Many hospitals, for instance, are already facing resource-consuming agendas such as healthcare reform, and EMRs, so they're averse to the risk of being an ICD-10 first mover, says Eric Brown, vice president and research director at Forrester Research. That risk being that the conversion goes poorly and they wind up as a test case – of what not to do.
7 benefits of ICD-10
The new standard promises several critical benefits – if providers chart a proper course. Yet, a somewhat-alarming percentage of healthcare professionals don't yet fully comprehend ICD-10's benefits.
Only 41 percent of health plans believe that the conversion presents opportunities, according to a report by Milliman published in mid-January. “Most of the remaining respondents simply do not know what change ICD-10 will bring for their organization,” the report states.
Something healthcare IT pros should know: By moving now, rather than waiting, healthcare organizations have an opportunity to achieve business value and perhaps even competitive advantage via ICD-10. Wait too long, though, and that big chance might just pass.
Milliman's report, ICD-10 readiness, lists 7 key benefits ICD-10 will bring: more accurate payments for new procedures, fewer rejected claims, fewer improper claims, better understanding of new procedures, improved disease management, better understanding of health conditions and healthcare outcomes, and harmonization of disease monitoring and reporting worldwide.
Risks of Standing Still: Missed Opportunities and More
To tap into those advantages on Milliman's list, organizations need to do a certain amount of work now, or the October 1, 2013 deadline will come up quickly, explains Janice Young, program director at IDC's Health Insights practice.
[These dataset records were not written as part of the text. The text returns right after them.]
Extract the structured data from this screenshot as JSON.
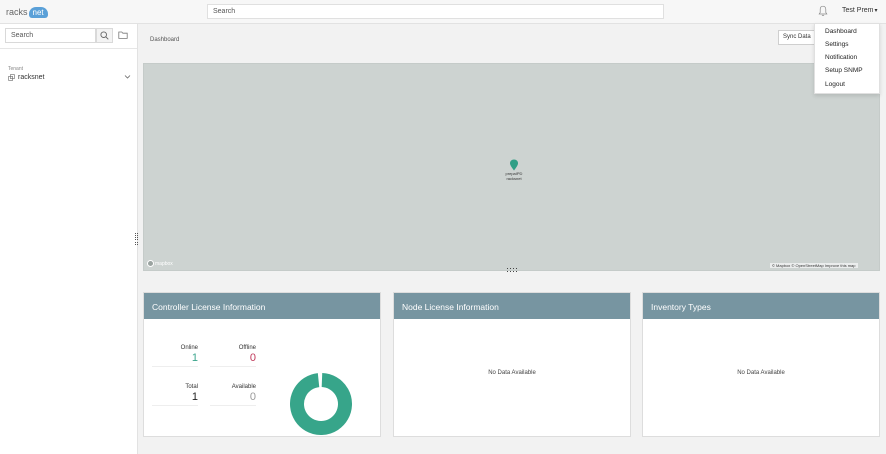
{
  "header": {
    "logo_text": "racks",
    "logo_badge": "net",
    "search_placeholder": "Search",
    "user_name": "Test Prem",
    "caret": "▾"
  },
  "sidebar": {
    "search_placeholder": "Search",
    "tenant_label": "Tenant",
    "tenant_value": "racksnet"
  },
  "main": {
    "breadcrumb": "Dashboard",
    "sync_button": "Sync Data"
  },
  "map": {
    "pin_label_line1": "prepaIPD",
    "pin_label_line2": "racksnet",
    "mapbox_logo": "mapbox",
    "attribution": "© Mapbox © OpenStreetMap Improve this map"
  },
  "cards": {
    "controller": {
      "title": "Controller License Information",
      "stats": [
        {
          "label": "Online",
          "value": "1",
          "color": "#3aa58c"
        },
        {
          "label": "Offline",
          "value": "0",
          "color": "#c0395a"
        },
        {
          "label": "Total",
          "value": "1",
          "color": "#222222"
        },
        {
          "label": "Available",
          "value": "0",
          "color": "#999999"
        }
      ],
      "donut_fraction_online": 0.99,
      "donut_color": "#37a58a"
    },
    "node": {
      "title": "Node License Information",
      "empty_text": "No Data Available"
    },
    "inventory": {
      "title": "Inventory Types",
      "empty_text": "No Data Available"
    }
  },
  "user_menu": {
    "items": [
      "Dashboard",
      "Settings",
      "Notification",
      "Setup SNMP",
      "Logout"
    ]
  },
  "icons": {
    "search": "search-icon",
    "folder": "folder-icon",
    "bell": "bell-icon",
    "tenant": "tenant-icon",
    "chevron": "chevron-down-icon",
    "pin": "map-pin-icon"
  }
}
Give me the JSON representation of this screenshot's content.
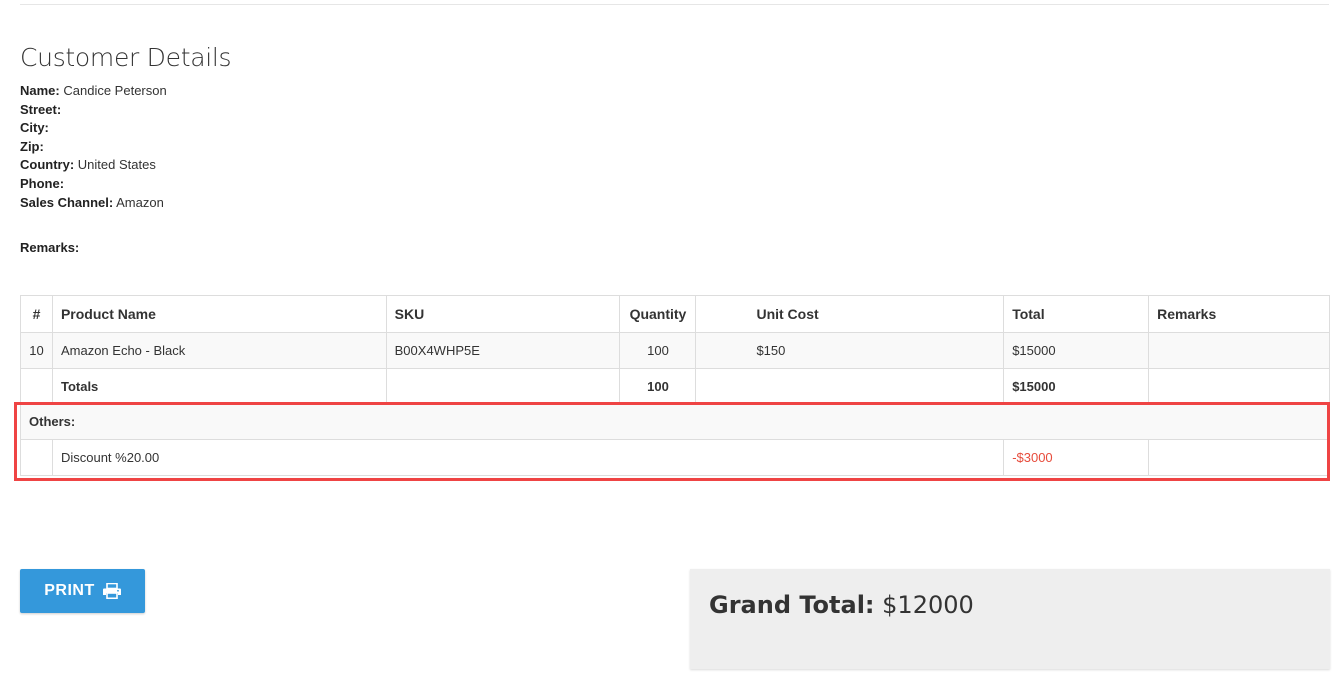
{
  "customer": {
    "title": "Customer Details",
    "fields": [
      {
        "label": "Name:",
        "value": "Candice Peterson"
      },
      {
        "label": "Street:",
        "value": ""
      },
      {
        "label": "City:",
        "value": ""
      },
      {
        "label": "Zip:",
        "value": ""
      },
      {
        "label": "Country:",
        "value": "United States"
      },
      {
        "label": "Phone:",
        "value": ""
      },
      {
        "label": "Sales Channel:",
        "value": "Amazon"
      }
    ],
    "remarks_label": "Remarks:"
  },
  "table": {
    "headers": {
      "num": "#",
      "product": "Product Name",
      "sku": "SKU",
      "quantity": "Quantity",
      "unit_cost": "Unit Cost",
      "total": "Total",
      "remarks": "Remarks"
    },
    "item": {
      "num": "10",
      "product": "Amazon Echo - Black",
      "sku": "B00X4WHP5E",
      "quantity": "100",
      "unit_cost": "$150",
      "total": "$15000",
      "remarks": ""
    },
    "totals": {
      "label": "Totals",
      "quantity": "100",
      "total": "$15000"
    },
    "others": {
      "label": "Others:",
      "discount_label": "Discount %20.00",
      "discount_amount": "-$3000"
    }
  },
  "actions": {
    "print_label": "PRINT",
    "print_icon": "printer-icon"
  },
  "summary": {
    "grand_total_label": "Grand Total:",
    "grand_total_value": "$12000"
  },
  "colors": {
    "primary": "#3498db",
    "negative": "#e74c3c",
    "highlight": "#ef4444"
  }
}
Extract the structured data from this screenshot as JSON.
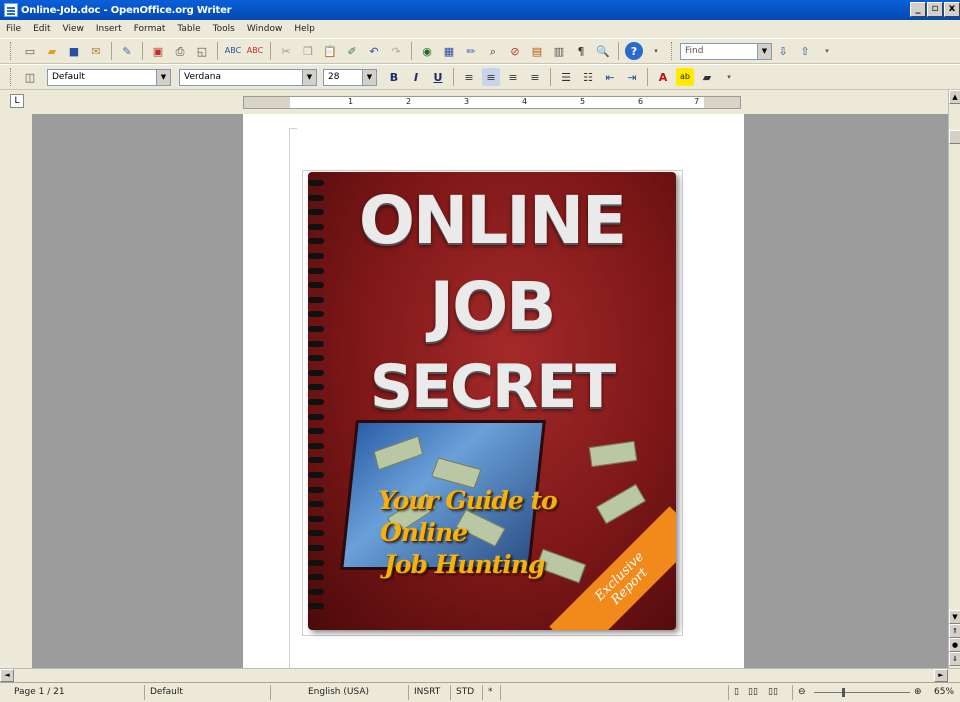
{
  "window": {
    "title": "Online-Job.doc - OpenOffice.org Writer",
    "min_label": "_",
    "restore_label": "ð",
    "close_label": "x"
  },
  "menu": [
    "File",
    "Edit",
    "View",
    "Insert",
    "Format",
    "Table",
    "Tools",
    "Window",
    "Help"
  ],
  "toolbar": {
    "find_placeholder": "Find",
    "paragraph_style": "Default",
    "font_name": "Verdana",
    "font_size": "28",
    "bold_label": "B",
    "italic_label": "I",
    "underline_label": "U"
  },
  "ruler": {
    "tab_selector": "L",
    "numbers": [
      "1",
      "2",
      "3",
      "4",
      "5",
      "6",
      "7"
    ]
  },
  "cover": {
    "line1": "ONLINE",
    "line2": "JOB",
    "line3": "SECRET",
    "sub1": "Your Guide to",
    "sub2": "Online",
    "sub3": "Job Hunting",
    "badge1": "Exclusive",
    "badge2": "Report",
    "colors": {
      "background": "#7d1717",
      "title": "#eaeaea",
      "subtitle": "#f3b20e",
      "badge": "#f28a1b"
    }
  },
  "status": {
    "page": "Page 1 / 21",
    "style": "Default",
    "language": "English (USA)",
    "insert_mode": "INSRT",
    "selection_mode": "STD",
    "star": "*",
    "zoom": "65%"
  }
}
In addition to potentially missing out on business value or competitive advantages, delaying the ICD-10 conversion until the eleventh hour could also sidetrack other IT projects.
“You don't want to wait and wait and wait until the last minute and then have to attack it like a fire drill,” Forrester's Brown adds. “That will only cost more money for lesser results.”
Analysts were clear that smaller organizations are not facing the same sense of urgency just yet but, regardless of a provider's size, since ICD-10 is a requirement, the earlier you start, the sooner you'll be able to take advantage of any benefits.
At the very least, Brown adds, it's a good idea to asses your particular situation so healthcare organizations will understand what steps are necessary to reach ICD-10, how to get there, and how long it will likely take.
“ICD-10 can be strategic, and you can find competitive advantage,” PWC's William says. “But if you're not starting in 2010, the opportunity window could close."